Il y a 100 ans, en 1908, mourait à Sélestat le sculpteur Armand Gachon. Aujourd’hui méconnu, il était pourtant un artisan et un artiste prolifique et éclectique.
On lui doit les décorations de la façade du tribunal de Sélestat, le fronton de la maison située au 8, place Gambetta, à côté de la Bibliothèque humaniste. L’arc de la porte d’entrée de l’église protestante de Sélestat ou encore le fronton de la mairie de Villé sont aussi nés de son labeur et de son art. Question : qui est-il ? Peu de gens assurément connaissent la réponse : Armand Gachon, sculpteur de son état, installé à Sélestat, mort il y a cent ans, en 1908.
Les chapiteaux de plusieurs piliers de l’église Sainte-Foy, quantité de sculptures en bois, de monuments funéraires, de statues et de calvaires témoignent, à Sélestat et dans la vallée de Villé, d’une œuvre particulièrement féconde, durant plus de trente ans, depuis le milieu des années 1870.
Armand Gachon était né en 1845 en Loire-Atlantique, où son père Antoine, originaire d’Altkirch, était gendarme à cheval. Il étudia aux Beaux-arts, à Paris, avant de se lancer dans le compagnonnage. Ce qui le conduisit en France, en Suisse, en Croatie, en Pologne, en Autriche.

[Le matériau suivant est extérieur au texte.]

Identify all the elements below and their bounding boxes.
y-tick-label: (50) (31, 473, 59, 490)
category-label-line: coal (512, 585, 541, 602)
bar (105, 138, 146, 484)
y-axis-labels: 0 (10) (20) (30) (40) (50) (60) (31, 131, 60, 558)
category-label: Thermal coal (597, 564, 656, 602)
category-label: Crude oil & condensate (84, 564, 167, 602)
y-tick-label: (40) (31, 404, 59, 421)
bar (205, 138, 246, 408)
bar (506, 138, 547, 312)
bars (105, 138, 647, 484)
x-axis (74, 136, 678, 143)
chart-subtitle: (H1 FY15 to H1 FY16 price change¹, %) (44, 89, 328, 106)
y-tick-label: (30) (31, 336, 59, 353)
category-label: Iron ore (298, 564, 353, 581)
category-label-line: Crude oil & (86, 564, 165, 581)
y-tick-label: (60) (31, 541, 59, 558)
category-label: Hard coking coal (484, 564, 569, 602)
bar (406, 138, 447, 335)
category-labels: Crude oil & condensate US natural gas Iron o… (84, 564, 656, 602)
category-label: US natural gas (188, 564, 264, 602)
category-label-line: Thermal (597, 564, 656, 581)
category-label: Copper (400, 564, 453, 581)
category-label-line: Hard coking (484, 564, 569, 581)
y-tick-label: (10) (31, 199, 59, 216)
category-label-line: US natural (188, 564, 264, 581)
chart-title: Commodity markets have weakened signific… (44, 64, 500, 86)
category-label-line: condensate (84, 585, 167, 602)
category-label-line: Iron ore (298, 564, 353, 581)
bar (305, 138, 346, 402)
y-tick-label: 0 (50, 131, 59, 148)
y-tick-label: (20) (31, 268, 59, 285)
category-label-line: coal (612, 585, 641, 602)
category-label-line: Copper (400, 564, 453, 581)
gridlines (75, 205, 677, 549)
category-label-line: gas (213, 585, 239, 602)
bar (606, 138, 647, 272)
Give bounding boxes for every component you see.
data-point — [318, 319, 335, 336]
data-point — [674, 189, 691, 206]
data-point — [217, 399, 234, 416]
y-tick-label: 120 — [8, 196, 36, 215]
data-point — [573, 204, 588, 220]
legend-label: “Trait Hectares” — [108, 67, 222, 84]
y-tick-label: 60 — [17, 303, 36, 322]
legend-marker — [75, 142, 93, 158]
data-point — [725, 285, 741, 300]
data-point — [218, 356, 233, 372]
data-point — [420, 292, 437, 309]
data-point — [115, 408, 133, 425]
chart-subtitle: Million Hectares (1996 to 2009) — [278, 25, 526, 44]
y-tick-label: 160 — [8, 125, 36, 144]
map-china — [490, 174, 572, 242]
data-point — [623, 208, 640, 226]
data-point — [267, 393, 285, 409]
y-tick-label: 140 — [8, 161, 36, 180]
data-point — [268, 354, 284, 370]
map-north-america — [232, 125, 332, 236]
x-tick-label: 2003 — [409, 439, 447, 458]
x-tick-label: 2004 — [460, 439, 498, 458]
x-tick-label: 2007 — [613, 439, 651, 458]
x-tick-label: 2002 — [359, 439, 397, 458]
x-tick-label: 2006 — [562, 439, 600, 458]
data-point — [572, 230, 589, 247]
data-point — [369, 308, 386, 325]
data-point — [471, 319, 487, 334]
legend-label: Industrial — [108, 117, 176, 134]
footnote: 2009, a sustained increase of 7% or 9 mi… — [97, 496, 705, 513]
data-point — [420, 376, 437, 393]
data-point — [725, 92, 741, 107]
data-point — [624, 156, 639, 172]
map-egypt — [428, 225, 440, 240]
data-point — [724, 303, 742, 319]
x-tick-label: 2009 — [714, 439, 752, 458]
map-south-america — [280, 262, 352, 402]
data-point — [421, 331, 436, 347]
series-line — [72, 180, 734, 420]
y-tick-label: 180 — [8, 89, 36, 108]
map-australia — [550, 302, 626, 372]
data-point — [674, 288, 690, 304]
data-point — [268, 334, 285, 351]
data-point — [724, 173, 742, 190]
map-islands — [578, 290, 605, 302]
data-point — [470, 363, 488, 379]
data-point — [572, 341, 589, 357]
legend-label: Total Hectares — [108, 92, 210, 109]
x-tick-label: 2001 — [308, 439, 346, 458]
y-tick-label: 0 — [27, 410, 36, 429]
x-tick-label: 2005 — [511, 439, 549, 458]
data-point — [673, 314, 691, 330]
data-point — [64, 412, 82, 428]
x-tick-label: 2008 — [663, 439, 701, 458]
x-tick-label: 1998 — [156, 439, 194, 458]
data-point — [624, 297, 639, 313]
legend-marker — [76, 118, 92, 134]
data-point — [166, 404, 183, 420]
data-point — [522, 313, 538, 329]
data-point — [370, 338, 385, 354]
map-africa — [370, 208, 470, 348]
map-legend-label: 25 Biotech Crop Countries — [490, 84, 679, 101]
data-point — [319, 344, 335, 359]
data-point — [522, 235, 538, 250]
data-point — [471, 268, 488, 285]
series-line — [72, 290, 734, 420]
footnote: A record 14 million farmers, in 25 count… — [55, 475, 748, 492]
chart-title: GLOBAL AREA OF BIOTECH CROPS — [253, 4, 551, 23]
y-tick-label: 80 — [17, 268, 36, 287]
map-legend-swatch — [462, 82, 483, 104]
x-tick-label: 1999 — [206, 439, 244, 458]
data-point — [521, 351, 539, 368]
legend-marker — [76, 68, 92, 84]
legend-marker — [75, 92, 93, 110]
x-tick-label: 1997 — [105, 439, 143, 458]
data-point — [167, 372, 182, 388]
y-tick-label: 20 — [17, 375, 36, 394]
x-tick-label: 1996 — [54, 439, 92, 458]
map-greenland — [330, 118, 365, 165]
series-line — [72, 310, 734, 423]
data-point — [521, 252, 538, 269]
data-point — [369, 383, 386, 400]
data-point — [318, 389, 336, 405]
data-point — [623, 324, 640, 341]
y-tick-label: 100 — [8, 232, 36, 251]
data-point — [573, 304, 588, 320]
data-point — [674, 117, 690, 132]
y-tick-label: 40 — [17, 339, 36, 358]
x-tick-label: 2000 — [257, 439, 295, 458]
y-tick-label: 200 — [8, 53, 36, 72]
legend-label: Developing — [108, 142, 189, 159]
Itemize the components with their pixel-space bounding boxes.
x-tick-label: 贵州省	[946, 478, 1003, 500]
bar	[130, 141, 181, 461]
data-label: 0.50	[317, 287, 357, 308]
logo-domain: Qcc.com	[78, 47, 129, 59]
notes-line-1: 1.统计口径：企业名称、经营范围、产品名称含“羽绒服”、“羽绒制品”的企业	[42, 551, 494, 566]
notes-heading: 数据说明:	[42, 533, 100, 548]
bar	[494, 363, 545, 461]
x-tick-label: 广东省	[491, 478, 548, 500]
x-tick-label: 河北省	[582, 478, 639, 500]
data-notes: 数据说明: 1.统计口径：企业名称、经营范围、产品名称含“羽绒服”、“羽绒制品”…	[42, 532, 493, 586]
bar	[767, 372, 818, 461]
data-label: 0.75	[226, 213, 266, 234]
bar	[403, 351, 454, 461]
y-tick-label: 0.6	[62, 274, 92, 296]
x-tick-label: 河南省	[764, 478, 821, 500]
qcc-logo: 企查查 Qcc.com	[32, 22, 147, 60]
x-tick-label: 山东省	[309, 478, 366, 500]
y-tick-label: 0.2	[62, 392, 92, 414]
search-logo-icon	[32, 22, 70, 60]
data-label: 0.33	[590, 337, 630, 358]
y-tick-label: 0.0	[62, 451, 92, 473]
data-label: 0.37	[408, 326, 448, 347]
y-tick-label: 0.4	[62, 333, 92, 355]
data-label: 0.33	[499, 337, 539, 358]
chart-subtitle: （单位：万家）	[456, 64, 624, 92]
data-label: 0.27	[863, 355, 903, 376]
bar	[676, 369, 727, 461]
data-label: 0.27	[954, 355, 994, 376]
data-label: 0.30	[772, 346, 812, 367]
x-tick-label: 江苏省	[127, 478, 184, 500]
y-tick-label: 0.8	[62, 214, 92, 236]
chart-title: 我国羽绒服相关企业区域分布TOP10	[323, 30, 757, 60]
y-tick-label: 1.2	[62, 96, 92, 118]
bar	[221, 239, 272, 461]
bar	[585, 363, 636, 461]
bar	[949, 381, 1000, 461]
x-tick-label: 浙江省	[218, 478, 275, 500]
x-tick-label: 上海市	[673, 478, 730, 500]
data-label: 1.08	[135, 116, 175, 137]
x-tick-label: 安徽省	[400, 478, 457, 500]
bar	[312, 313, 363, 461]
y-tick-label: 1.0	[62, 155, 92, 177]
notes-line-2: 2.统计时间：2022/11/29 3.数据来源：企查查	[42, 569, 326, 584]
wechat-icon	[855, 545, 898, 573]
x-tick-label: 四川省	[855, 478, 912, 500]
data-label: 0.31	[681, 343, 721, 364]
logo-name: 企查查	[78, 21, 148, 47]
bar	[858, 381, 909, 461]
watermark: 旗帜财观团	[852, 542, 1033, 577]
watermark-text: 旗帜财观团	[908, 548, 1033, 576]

Armand est revenu à Villé, où se trouvaient ses parents, vers 1876, année de la mort de son père. Il y a épousé Caroline Meister, fille du cordonnier, et a installé son atelier dans les locaux de son beau-père.
À cette époque, Armand fut embauché par le vicomte Théodore de Castex qui restaurait son château de Thanvillé, très abîmé par la guerre de 1870. Il y travailla une dizaine d’années, réalisant les gueules grimaçantes et quelques autres décorations extérieures. Deux cheminées monumentales, des bancs-coffres en bois, des blasons. Une statue de la Vierge au rosaire, édifiée dans le parc en 1895, sera sa dernière œuvre au château. Mais, trois ans plus tard, Armand Gachon a encore réalisé la stèle funéraire du vicomte.
« Il était très minutieux, relève Éliane Striebel, arrière-petite-fille du sculpteur. Il se documentait pour reproduire de façon authentique les moindres détails d’habillement ou les objets mis en scène, quelle que soit l’époque représentée ». Les scènes de chasse des cheminées de Thanvillé ou les coiffes détaillées des personnages grands d’une vingtaine de centimètres sur les coffres en bois en témoignent.